The word that jumps out at me to describe this game is "grindy." It's like a car MMO. Like many (older?) racing games, your progression goal is to upgrade your license. You start with a D license and must win x number of events to upgrade. I think so far it was D -> C (8); C -> B (15); B -> A (26). I'm working on getting the A right now and have 9 or so more. Last night I sat down with the game for a couple hours and, really, grinded my way through the C and most of the way through B.
Events are handled in an interesting way. In old Burnout games, you just select events from the big map. In this game, you discover events by driving around the city. Every traffic light has an event that gets added to the map when you drive through that intersection. You start an event by going to the intersection and pressing brake and gas at the same time.
One big letdown is that there is no crash mode! There's also no aftertouch takedowns! These were two things I LOVED about previous Burnout games I've played. I can understand why crash mode is gone, because that would be tough to do in a constantly moving open world. Like, when you start events, it doesn't phase you to some preset section of the city where traffic is arranged just so. No, you just start a race, and other cars come blazing from behind you.
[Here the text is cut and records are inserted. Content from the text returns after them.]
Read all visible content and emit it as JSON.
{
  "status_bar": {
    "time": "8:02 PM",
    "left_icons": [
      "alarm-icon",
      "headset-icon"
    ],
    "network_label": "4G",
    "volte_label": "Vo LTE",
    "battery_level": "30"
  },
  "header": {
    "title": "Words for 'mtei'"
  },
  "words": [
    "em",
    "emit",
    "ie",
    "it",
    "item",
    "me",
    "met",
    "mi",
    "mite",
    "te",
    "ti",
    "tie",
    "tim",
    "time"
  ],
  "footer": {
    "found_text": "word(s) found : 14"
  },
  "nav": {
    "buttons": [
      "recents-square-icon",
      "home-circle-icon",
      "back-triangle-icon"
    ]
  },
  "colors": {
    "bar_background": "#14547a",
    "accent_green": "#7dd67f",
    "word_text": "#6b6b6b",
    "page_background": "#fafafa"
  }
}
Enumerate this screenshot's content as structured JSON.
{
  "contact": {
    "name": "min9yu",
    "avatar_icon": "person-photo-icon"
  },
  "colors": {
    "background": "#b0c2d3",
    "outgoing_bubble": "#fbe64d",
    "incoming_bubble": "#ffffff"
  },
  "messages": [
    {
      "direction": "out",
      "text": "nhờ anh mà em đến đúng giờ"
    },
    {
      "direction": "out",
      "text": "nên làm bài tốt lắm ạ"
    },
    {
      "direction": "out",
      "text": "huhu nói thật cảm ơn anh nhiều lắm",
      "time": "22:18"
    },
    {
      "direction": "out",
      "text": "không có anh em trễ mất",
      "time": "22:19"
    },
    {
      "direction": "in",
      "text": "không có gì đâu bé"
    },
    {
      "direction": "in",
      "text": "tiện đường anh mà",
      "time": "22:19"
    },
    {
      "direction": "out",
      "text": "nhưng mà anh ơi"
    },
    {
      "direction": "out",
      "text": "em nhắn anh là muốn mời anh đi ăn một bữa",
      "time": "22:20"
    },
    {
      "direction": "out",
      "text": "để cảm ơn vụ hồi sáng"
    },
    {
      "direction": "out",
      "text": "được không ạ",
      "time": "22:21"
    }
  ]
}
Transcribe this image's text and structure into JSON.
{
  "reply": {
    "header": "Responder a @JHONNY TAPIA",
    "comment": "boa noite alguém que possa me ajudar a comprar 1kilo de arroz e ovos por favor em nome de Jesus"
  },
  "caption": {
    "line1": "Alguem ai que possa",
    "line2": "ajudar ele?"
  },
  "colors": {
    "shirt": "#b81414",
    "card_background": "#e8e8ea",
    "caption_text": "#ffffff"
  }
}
But, there is the very cool addition of stunt mode. Paradise City has a huge emphasis on shortcuts and stunts. In stunt mode, you try to match a score, like get 50,000 points of stunts in 2 minutes. There are multipliers like jumping through billboards, doing super jumps, getting big air time or doing barrel rolls. I like this mode a lot because it's just awesome to find some of the crazy routes in the game and chain together jumps, billboards and the rest.
As usual, the sense of speed is intense, especially with the speed class cars (there are even classes, like an MMO, haha). Each class (speed, aggressive and stunt) has a different type of boost bar. One of them is normal, I forget, but speed is interesting. You can only boost when the bar is full, and if you stop boosting, the bar goes to 0. However, you can chain boosts, so if, while boosting, you get a takedown or drive the whole time in oncoming traffic, the screen will flash "Burnout" and your boost gauge will fill up, letting you continue boosting. One time I got Burnout x 4, which was awesome.
That's the gist of the game. There seems to be robust online play as well, and I will likely check that out sometime. But that's all for now!